COVID-19 disappoints in study Remedisvir; Breast milk transmission is unlikely


(Reuters) – The following novel is a roundup of some of the latest scientific studies on coronovirus and an attempt to treat and vaccine for the virus-causing disease COVID-19.

New questions about Remdesivir COVID-19 efficacy

A new study is raising new questions about the efficacy of Gilead Sciences Inc. (GILD.O) Anti-viral drug remediesvir in COVID-19 patients. Research published Friday at JAMA, a randomized, controlled trial of Remedisvir in 584 randomly ill COVID-19 patients, yielded disappointing results. The study found that the 10-day course of the drug did not show a statistically significant effect on the course of the disease, compared to the standard treatment of 10 days without medication, 11 days after the start of treatment. The five-day remediesavir course made a statistically significant difference, but one so short that researchers are not sure it really matters. Several other gold-standard tests are still underway, but as important questions remain regarding the efficacy of Remedisvir, Erin McCarey and Derek Angus of the University of Pittsburgh wrote in an editorial published with the study. They raised questions about whether some patients receive more benefits from Remedisvir than others, and whether it matters whether patients receive Remedisvir and Steroids together. It is still possible that Remedisvir could improve recovery for the millions of patients hospitalized with COVID-19, he said, but that would be evident before more research is needed. Remdesivir is currently sold under an Emergency Use Authority from the US Food and Drug Administration to treat patients with severe COVID-19. Gilead has filed an application for full FDA approval. (bit.ly/2E59k3T; bit.ly/32cQHTF; reut.rs/34p4HHA)

Breast milk is not an unexpected source of COVID-19 transmission

Transmission of novel coronaviruses in newborns via breast milk is not possible, a new study indicates. Researchers analyzed 64 breast milk samples from 18 infected mothers. One sample contained virus-inactivated genetic material, but none of the samples contained active virus particles, researchers reported Wednesday at JAMA. Even if breast milk is contaminated during pumping and handling, the virus is neutralized by solder pasteurization, a standard procedure in human milk banks that involves heating the milk to a certain temperature and then cooling it. In theory, the mothers themselves could have done so, but “recommended good hygiene” is the best way to study the University of California co-author Lars Bode, San Diego told Reuters. The US Center for Disease Control and Prevention has advised nursing mothers to confirm potential or COVID-19 that the baby should be covered with a cloth while breastfeeding and that the baby and any parts of the pump or bottle are touched One must wash hands first. (Bit.ly/31fGoPa)

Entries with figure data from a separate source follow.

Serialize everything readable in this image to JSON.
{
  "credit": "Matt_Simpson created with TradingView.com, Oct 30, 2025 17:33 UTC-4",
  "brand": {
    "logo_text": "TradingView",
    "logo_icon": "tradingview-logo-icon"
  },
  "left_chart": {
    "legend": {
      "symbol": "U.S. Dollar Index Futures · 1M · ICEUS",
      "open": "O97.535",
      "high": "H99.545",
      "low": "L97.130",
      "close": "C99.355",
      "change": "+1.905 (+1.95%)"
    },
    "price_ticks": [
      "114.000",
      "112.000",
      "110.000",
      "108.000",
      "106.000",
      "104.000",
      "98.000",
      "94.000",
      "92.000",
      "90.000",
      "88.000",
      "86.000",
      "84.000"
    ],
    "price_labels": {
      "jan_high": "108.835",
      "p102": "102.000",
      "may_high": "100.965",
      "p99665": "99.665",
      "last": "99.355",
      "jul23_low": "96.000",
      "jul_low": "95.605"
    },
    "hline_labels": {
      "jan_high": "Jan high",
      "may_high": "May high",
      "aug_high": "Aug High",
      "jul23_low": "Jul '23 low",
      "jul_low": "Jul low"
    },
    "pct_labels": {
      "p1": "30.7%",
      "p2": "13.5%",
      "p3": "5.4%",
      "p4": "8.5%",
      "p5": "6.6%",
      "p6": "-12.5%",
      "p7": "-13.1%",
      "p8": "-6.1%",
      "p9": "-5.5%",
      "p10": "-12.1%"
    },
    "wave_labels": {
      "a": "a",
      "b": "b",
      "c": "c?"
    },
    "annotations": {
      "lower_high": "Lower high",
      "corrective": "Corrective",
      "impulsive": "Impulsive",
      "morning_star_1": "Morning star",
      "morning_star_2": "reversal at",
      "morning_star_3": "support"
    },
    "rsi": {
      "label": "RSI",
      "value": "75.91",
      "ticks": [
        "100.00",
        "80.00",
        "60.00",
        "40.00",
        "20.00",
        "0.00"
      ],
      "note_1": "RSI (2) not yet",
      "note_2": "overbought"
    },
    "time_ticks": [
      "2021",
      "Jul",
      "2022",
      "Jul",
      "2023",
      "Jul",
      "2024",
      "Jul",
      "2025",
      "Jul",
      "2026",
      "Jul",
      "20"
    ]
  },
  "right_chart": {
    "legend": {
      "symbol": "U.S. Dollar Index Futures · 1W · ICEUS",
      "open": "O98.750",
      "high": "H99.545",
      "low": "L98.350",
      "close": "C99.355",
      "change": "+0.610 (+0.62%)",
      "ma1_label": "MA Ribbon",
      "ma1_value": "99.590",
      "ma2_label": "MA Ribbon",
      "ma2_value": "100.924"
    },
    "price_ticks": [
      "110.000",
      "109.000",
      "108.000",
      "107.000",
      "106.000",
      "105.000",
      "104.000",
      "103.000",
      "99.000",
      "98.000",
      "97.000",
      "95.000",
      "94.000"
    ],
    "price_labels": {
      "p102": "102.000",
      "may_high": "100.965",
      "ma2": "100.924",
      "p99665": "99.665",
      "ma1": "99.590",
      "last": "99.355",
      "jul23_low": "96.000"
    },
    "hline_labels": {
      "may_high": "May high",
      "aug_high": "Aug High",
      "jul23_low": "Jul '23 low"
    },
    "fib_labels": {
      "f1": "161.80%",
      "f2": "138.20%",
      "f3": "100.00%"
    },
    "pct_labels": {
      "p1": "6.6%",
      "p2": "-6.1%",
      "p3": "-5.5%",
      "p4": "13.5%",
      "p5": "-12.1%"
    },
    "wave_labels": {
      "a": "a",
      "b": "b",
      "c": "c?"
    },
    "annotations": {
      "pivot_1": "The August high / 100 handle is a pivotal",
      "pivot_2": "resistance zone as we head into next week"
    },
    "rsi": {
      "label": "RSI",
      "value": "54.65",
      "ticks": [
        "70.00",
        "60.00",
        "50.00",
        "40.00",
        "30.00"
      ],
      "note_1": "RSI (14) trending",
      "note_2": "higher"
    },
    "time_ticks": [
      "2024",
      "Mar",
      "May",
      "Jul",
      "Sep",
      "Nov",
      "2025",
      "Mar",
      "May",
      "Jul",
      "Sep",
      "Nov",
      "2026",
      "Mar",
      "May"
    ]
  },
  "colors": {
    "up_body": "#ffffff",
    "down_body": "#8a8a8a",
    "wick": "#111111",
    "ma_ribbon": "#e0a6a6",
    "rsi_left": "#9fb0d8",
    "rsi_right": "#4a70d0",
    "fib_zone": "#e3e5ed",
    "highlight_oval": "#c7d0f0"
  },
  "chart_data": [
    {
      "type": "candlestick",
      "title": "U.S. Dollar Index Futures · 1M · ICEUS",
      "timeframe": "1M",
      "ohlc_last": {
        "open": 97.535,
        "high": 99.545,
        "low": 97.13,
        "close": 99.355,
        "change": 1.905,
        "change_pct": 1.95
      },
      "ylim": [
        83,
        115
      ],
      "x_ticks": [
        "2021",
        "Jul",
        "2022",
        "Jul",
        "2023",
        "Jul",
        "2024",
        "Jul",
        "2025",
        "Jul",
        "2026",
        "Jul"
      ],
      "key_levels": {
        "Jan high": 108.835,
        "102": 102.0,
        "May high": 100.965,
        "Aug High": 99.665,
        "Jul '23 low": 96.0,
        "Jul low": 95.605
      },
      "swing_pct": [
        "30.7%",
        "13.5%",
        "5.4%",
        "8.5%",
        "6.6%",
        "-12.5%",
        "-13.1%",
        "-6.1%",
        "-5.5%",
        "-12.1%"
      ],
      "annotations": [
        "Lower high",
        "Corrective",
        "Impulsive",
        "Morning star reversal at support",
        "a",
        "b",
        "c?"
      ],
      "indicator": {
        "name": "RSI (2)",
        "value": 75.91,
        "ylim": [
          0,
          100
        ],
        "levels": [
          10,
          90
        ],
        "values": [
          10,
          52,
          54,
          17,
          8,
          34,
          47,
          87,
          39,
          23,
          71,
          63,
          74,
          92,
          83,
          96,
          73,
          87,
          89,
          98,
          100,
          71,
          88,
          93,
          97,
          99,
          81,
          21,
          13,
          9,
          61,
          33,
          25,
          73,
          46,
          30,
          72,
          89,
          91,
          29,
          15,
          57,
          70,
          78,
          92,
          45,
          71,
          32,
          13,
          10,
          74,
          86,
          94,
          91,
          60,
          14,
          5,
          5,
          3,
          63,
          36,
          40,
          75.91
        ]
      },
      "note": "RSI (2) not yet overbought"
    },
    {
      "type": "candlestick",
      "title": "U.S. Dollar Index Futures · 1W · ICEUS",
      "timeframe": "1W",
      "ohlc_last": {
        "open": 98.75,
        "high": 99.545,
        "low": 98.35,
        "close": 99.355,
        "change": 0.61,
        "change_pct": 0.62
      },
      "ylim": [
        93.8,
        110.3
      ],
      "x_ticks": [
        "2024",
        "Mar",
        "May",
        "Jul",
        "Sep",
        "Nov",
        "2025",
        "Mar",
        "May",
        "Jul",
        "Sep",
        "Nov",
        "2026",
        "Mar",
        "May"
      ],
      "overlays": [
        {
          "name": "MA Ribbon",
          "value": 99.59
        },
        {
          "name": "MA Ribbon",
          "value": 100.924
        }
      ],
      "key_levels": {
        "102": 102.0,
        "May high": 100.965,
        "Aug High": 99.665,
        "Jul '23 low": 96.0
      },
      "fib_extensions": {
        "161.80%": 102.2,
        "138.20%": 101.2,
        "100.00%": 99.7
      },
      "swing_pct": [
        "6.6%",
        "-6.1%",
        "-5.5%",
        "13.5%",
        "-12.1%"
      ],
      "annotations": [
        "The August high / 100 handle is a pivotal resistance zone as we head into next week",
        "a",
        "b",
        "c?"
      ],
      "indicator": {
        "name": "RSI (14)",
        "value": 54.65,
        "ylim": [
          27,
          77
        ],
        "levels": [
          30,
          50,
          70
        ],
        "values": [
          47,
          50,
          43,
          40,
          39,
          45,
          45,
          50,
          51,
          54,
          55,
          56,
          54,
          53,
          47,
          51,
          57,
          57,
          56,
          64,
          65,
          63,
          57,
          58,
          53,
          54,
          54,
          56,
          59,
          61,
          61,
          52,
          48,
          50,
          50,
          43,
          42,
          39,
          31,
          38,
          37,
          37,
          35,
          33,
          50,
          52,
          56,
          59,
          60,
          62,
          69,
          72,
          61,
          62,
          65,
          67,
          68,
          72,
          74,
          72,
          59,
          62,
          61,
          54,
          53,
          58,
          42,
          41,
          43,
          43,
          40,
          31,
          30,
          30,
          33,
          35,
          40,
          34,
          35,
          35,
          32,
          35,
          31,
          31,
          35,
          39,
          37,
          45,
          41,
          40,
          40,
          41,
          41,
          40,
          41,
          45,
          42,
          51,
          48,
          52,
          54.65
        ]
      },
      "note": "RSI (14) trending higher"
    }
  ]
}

Maintain indoor humidity to limit aerial coronaviruses

According to a new study, reducing the presence of infectious viral droplets in the air will help keep the airborne transmission of novel coronaviruses between 40% and 60%. The authors stated that as the amount of water vapor in the air increases, the size of the viral droplet increases and the heavier droplets fall more quickly from the air, giving other people less chance to breathe and become infected. is. Conversely, when humidity is low, virus-containing droplets dry up – but small infectious virus particles survive, float longer in the air and, depending on ventilation conditions, fly into the room, the researchers aerosol Said in the Journal and Air Quality Research. Dry air also dries the mucous membranes in the nose and makes them more permeable to viruses. Officials should include humidity factors in future indoor guidelines, with CSIR co-author Drs. Sumit Kumar Mishra – National Physical Laboratory in New Delhi said in a press statement. His team said that these findings are relevant not only in the cold weather season. Countries in tropical and warm climates should take care that indoor rooms are not drained by overcooling with air conditioning. (Bit.ly/32eAe15)

Michigan Hospital launches telehealth volunteering

“Virtual volunteering” was carried out by researchers in hospitals via telehealth, which previously voluntarily reduced pressure on medical staff, enhanced patient experiences, reduced the risk of viral infections and was common to patients and families. Was providing a sense of being, the researchers said on Thursday. Journal of Medical Humanities. They urge hospitals to adapt medical volunteers for the coronovirus epidemic by restructuring volunteer services and support networks for virtual platforms. For example, he said, many hospitals have volunteers who provide educational services. Currently, patients have lost access to these tutors. University of Michigan study co-author Zachary Pickel, who has tried to encourage virtual volunteering, told Reuters, “Recently, we have worked with several departments of Michigan Hospital to provide assistance to patients and families Started a virtual volunteer program. ” With hospital staff. Our initial implementation enhanced engagement and positive attitudes. “(Bit.ly/2Qc4TGD)

Open tmsnrt.rs/3a5EyDh in an external browser for a Reuters graphic on treatments in vaccines and development.